Я прошел через зал к накрытым столам, которые стояли вдоль противоположной стены. Чоу стоял там со своей девушкой и посмотрел на меня так удивленно, словно совершенно не ожидал увидеть меня здесь. Не обращая на него внимания, я налил поварешкой пунш в два высоких бокала, подошел к Гоби, одиноко стоявшей у края танцпола и окруженной десятиметровой зоной отчуждения, и вручил ей бокал.

— Спасибо, — тихо сказала она.

— На здоровье.

Я залпом выпил пунш, поставил бокал куда-то на стол и осмотрелся, с трудом удерживаясь, чтобы не взъерошить свои волосы. Гоби наблюдала за группой на сцене и покачивалась в такт музыке. Она странным образом не выпадала из обстановки, скорее, даже смотрелась естественно — более естественно, чем в школьных коридорах с ее вечными кипами учебников или в столовке за обедом.

Она допила свой пунш, потом обернулась и посмотрела мне прямо в глаза.

— Хочешь, потанцуем?

— Ну, я даже не…

Ее рука нашла мою руку, пальцы скользнули внутрь моей ладони и настойчиво сжали ее.

— Потанцуй со мной, Перри.

Я понятия не имел, как это все будет выглядеть, но ничего страшного не произошло — мы затерялись в бурном море танцующих, не слишком прижимаясь друг к другу, оставляя положенные шесть дюймов свободного пространства между нашими телами. Это был просто танец, танец и ничего больше, медленное кружение.
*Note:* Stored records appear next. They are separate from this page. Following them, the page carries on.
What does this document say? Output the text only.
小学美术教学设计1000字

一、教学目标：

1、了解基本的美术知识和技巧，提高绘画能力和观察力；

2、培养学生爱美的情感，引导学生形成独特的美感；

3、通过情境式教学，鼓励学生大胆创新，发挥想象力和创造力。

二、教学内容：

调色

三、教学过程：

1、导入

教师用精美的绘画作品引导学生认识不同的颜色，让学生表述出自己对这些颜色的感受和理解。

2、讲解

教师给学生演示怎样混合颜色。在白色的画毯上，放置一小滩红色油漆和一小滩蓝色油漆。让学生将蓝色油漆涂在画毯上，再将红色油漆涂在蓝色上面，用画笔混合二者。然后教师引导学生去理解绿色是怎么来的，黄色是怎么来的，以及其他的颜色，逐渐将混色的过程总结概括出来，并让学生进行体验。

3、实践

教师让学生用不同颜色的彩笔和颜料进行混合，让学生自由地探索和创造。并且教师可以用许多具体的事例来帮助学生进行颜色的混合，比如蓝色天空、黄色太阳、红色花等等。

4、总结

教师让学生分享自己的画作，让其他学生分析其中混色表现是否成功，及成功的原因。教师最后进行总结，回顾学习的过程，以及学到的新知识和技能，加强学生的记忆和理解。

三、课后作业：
Никакого «глаза в глаза». Накрахмаленная блузка Гоби аж хрустела у меня в руках, словно Гоби была в доспехах, сшитых из бабушкиных портьер, и когда третья песня закончилась, я посмотрел на часы и увидел, что, оказывается, уже перевалило за восемь вечера.

Я собирался было придумать какое-нибудь извинение, как вдруг что-то тяжелое ударило меня по плечу, и я чуть не упал прямо на Гоби. Она на удивление быстро сделала шаг в сторону, и я вдруг оказался распростертым на полу, а надо мной раздались взрывы ехидного смеха.

— Эй, Стормейр, как хорошо, что ты привел уборщицу на выпускной бал, молодчина!

Я обернулся и увидел Дина Видтакера. Он стоял, засунув руки в карманы, и нагло ухмылялся. Весь такой прилизанный, с вьющимися волосами и лицом, созданным для того, чтобы смешить и издеваться — лицом клоуна, Видтакер был одет в смокинг, несомненно, от Армани. Рядом с ним стоял неразлучный Шеп Монро. Я даже не понял, что они делают на этом балу. Видтакер и Монро были из богатых семей, из другого мира. Достаточно было взглянуть на них, чтобы понять: школьный бал для них — лишь повод поиздеваться над другими. Вокруг них буквально витали флюиды, которые способны источать лишь богатые люди, как будто перенесшиеся сюда прямиком из Швейцарии. Они пришли с девчонками, которые даже не учились с нами; это были дочери друзей их родителей, из тех семей, где деньги и власть бесконечно фонтанировали во всех сферах жизни. Оба они смотрели на все с ленцой, будто им было постоянно скучно.

— Идите в задницу, — сказал я, уже понимая, как жалко это звучит.

— Куда?!

Видтакер ухмыльнулся еще шире, продемонстрировав всем идеальные зубы.

— А что это мне туда идти? Или это ты мне угрожаешь?

Не вынимая рук из карманов, он сделал шаг мне навстречу.

— Я вот что тебе скажу, ничтожество, я-то могу и пойти туда, куда ты только что сказал, но с одним условием! Ты подаришь мне видеозапись, где ты и твоя девушка будете кувыркаться сегодня ночью!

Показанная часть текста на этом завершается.